The last drop

5 gay-approved Latina pop stars you should be streaming now

Pop music might sound a lot like gay rights, but the actual stage often only offers room for heteronormative artists.

In Latin America, it’s even harder for unabashedly queer Latinx pop stars to thrive. And while it’s easy to root for the hunky, shirtless Ricky Martin and Pablo Alboráns of the world, our Latina queer/ally ladies deserve love too. So it’s time to learn the names of women who’ve weaponized their music to blur the lines between entertainment and resistance.

Related: Ricky Martin works up a steam in the shower, and the bathtub

You might just find yourself updating your sex playlist.

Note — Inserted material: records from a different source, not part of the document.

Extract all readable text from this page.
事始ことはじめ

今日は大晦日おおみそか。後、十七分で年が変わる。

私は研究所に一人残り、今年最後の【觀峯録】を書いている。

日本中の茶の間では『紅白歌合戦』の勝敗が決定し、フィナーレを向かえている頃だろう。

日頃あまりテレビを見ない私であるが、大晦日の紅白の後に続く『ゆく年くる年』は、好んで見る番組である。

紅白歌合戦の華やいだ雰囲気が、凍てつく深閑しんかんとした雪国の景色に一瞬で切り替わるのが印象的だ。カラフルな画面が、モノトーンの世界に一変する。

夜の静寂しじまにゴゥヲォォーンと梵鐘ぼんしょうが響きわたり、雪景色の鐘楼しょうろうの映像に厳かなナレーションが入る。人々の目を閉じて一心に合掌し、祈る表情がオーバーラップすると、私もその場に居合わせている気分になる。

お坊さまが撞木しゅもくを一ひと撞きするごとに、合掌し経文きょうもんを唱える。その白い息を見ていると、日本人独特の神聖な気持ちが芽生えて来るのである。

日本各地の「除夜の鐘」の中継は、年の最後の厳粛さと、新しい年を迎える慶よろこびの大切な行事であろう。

Arguably Brazil’s biggest star, Anitta has become to the Latinx bisexual community what Ricky Martin was for the gays. Besides her name being decorated with awards globally, Anitta vocally advocates for equality, especially in her native country. But, more importantly, her music is twerk-friendly for all the bottoms trying to lure tops at the club. The Rio-born singer leads by example in her single “Evolver” from her latest album released this year, which has over 180,000 million streams on Spotify.

Natalia Jimenez

If you don’t know Grammy award-winning artist Natalia Jimenez, you need to start sleeping with more Latin guys and request that they create a playlist for the occasion. Learning is fun! The Spanish/Portuguese singer-songwriter doesn’t identify as queer herself, but that didn’t stop her from serenading a surprise lesbian proposal during her concert back in 2015. She sang “Por Ser Tu Mujer” (To Be Your Woman), which proves the best artists don’t need to use pronouns in their music to be relatable. It’s always more fun to let others fill in the blank.

Pabllo Vittar

Brazilian songbird Pabllo Vittar sings gay glory in three languages (English, Spanish, Portuguese) and switches effortlessly in her music. Aside from delivering music catering to our queer dreams, Vittar rose to fame as a beloved drag queen in the LGBTQ community. In fact, drag enthusiasts might lose their wigs to learn that Rupaul is only the second most followed queen on social media. Vittar broke queer records when her song “Sua Cara” (with Major Lazor featuring fellow queer songstress Anitta) was nominated for a Latin Grammy, becoming the first Grammy-nominated drag queen in history.

Gloria Trevi

While Shakira’s hips might not lie, celebrated (and infamous) Mexican sensation Gloria Trevi’s mouth has never shied away from speaking against the status quo. She rose to fame in the 1990s for perpetually dancing with controversy, wearing outlandish looks, and singing all the songs that would make your parents immediately turn off the radio. In her home country’s conservative machista culture, Trevi pioneered the way for Latin unconventional artists to stop giving a f*ck. She naturally developed a devoted queer fanbase, willing to support her even after her release from prison in 2004. Trevi and her then-music manager Sergio Andrade had been charged with luring teenage singers with promises of stardom, then turning them into sex slaves. This level of messiness was even too much for the gays, but after a controversial trial and serving four years in prison, charges were dropped against Trevi. She survived her predator of a manager and tabloids determined to watch her fail, promptly returning to work. One of her post-incarceration hits, “Todos Me Miran,” was revealed to be inspired after Trevi listened to a friend describe being ostracized from his family for being gay as a teen.

Niña Dioz

While gay Latina pop stars are uncommon, lesbian rappers are like finding poppers in a haystack. A queer woman in hip hop, Niña Dioz knows the struggles of trying to make it in an industry that constantly labels you, whether as too hip or too pop. Yet, her music transcends boxes that could be so easily checked off, and Dioz’s authenticity to herself rose her to fame in her hometown of Monterrey, Mexico. The lesbians were the first group of people to advocate you can’t change the gays (nor want to!), so we love to see this unbothered Latinx woman spilling hits on her haters, or as she raps in “Tambalea,” Soy la gota que derramó el vaso (I’m the last drop that spilled the glass).